É muito recente a preocupação dos Estado (União, Estados membros e Prefeituras) com a elaboração de políticas públicas e sociais destinada aos jovens e as poucas iniciativas ainda carecem de avaliações mais fundamentadas. A literatura sobre o tema é consensual quanto à avaliação sobre as origens das políticas existentes, sempre enfatizando a relação entre juventude e criminalidade e propondo ações que visam proteger o jovem de situações de risco, de violência e exposição às drogas. Os programas, invariavelmente, consideram que a freqüência à escola e um emprego (precário) podem proporcionar ao jovem a criação de um maior capital cultural e estimular a auto-estima que deverão ajudá-lo a se integrar na sociedade.

As iniciativas advindas do mercado são quase inexistentes e os jovens são apenas tratados como consumidores e o consumo é difundido como o caminho para que eles sejam pessoas descoladas, inteligentes e antenadas com a contemporaneidade; para isso, o mercado, se serve de algumas criações artísticas e estéticas genuínas dos jovens, destituindo as mesmas de qualquer conteúdo social crítico e transformado-as apenas em objetos de consumo.

Protagonismo vicário


A visão do jovem como apenas alguém que poderá de envolver com a criminalidade e com as drogas e, portanto, como um bandido em potencial, ou a literatura que incorpora a noção de moratória social que analisa o jovem em sua relação com o mercado em um contexto que o transforma simplesmente em problema social grave, são obstáculos que podem nos impedir de ver qualquer positividade na vida, nas ações e criações da juventude.
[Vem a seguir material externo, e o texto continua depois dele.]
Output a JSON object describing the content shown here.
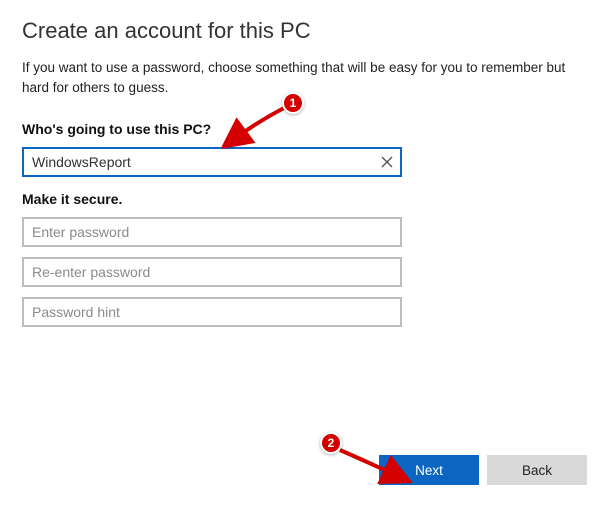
{
  "header": {
    "title": "Create an account for this PC",
    "subtitle": "If you want to use a password, choose something that will be easy for you to remember but hard for others to guess."
  },
  "user_section": {
    "label": "Who's going to use this PC?",
    "username_value": "WindowsReport"
  },
  "secure_section": {
    "label": "Make it secure.",
    "password_placeholder": "Enter password",
    "password_confirm_placeholder": "Re-enter password",
    "hint_placeholder": "Password hint"
  },
  "buttons": {
    "next": "Next",
    "back": "Back"
  },
  "annotations": {
    "step1": "1",
    "step2": "2"
  }
}
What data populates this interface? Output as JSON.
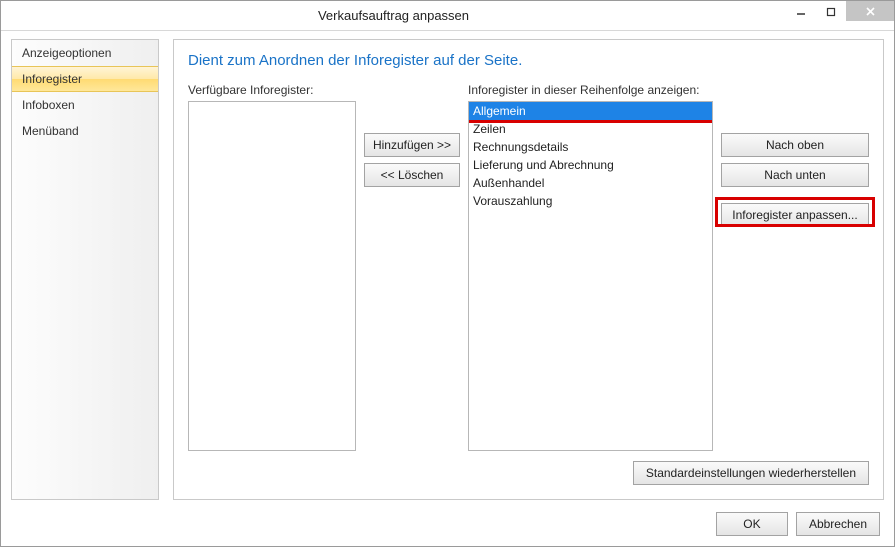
{
  "window": {
    "title": "Verkaufsauftrag anpassen"
  },
  "nav": {
    "items": [
      {
        "label": "Anzeigeoptionen",
        "selected": false
      },
      {
        "label": "Inforegister",
        "selected": true
      },
      {
        "label": "Infoboxen",
        "selected": false
      },
      {
        "label": "Menüband",
        "selected": false
      }
    ]
  },
  "main": {
    "heading": "Dient zum Anordnen der Inforegister auf der Seite.",
    "available_label": "Verfügbare Inforegister:",
    "ordered_label": "Inforegister in dieser Reihenfolge anzeigen:",
    "btn_add": "Hinzufügen >>",
    "btn_remove": "<< Löschen",
    "btn_up": "Nach oben",
    "btn_down": "Nach unten",
    "btn_customize": "Inforegister anpassen...",
    "btn_restore": "Standardeinstellungen wiederherstellen",
    "available_items": [],
    "ordered_items": [
      {
        "label": "Allgemein",
        "selected": true
      },
      {
        "label": "Zeilen",
        "selected": false
      },
      {
        "label": "Rechnungsdetails",
        "selected": false
      },
      {
        "label": "Lieferung und Abrechnung",
        "selected": false
      },
      {
        "label": "Außenhandel",
        "selected": false
      },
      {
        "label": "Vorauszahlung",
        "selected": false
      }
    ]
  },
  "dialog": {
    "ok": "OK",
    "cancel": "Abbrechen"
  }
}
Despolitizada, narcisista, individualista, cética, violenta, drogadiça, a nova condição juvenil acumula estes e outros adjetivos que a aprisionam em estereótipos que reclamam apenas o controle social para uma “geração perigosa”.

Quando as declarações oficiais afirmam que os programas sociais devem observar o jovem como protagonista dos mesmos e sujeito de seus direitos, quando os agentes do Estado desenham programas apenas para inseri-lo adequadamente no mercado, criam-se situações que desmotivam o jovem na medida em que sua situação de vulnerabilidade não é modificada e abalam a sua identidade porque nenhum símbolo ligado a ele (linguagem, estética e criações) é incorporado como essencial na elaboração e aplicação dos programas.

A ausência do Estado e do mercado como instâncias produtoras de novas e positivas identidades para a juventude pode incentivar o tráfico de drogas e armas a surgir como alternativa. O jovem é recrutado pelo tráfico porque esta atividade produz renda, poder, autoridade, experiências vitais, auto-estima, identidade, bem sabemos; todavia, a sociedade brasileira naturalizou esta saída como sendo a única que o jovem encontrou e, portanto, a imagem do jovem como sendo violento se afirma como a única identidade possível para todos que têm entre 15 e 25 anos.

O desafio é multiplicar as imagens das inúmeras e generosas manifestações de vitalidade, solidariedade, criatividade e desejos legítimos que encontramos na nova condição juvenil e, ao mesmo tempo, lutarmos para que as políticas sociais incorporem as dimensões supracitadas como essenciais a fim de que as mesmas estimulem a autovalorização, a cidadania e o acesso a bens sociais para a juventude brasileira.

1 - Professor Adjunto do Departamento de Ciências Sociais da Universidade Federal de Juiz de Fora. Mestre em Ciência Política e Doutor em História Social. Último livro: Modernismo e Ensaio Histórico (Editora Cortez)

2 - É a família liderada e economicamente sustentada apenas pelo pai ou pela mãe.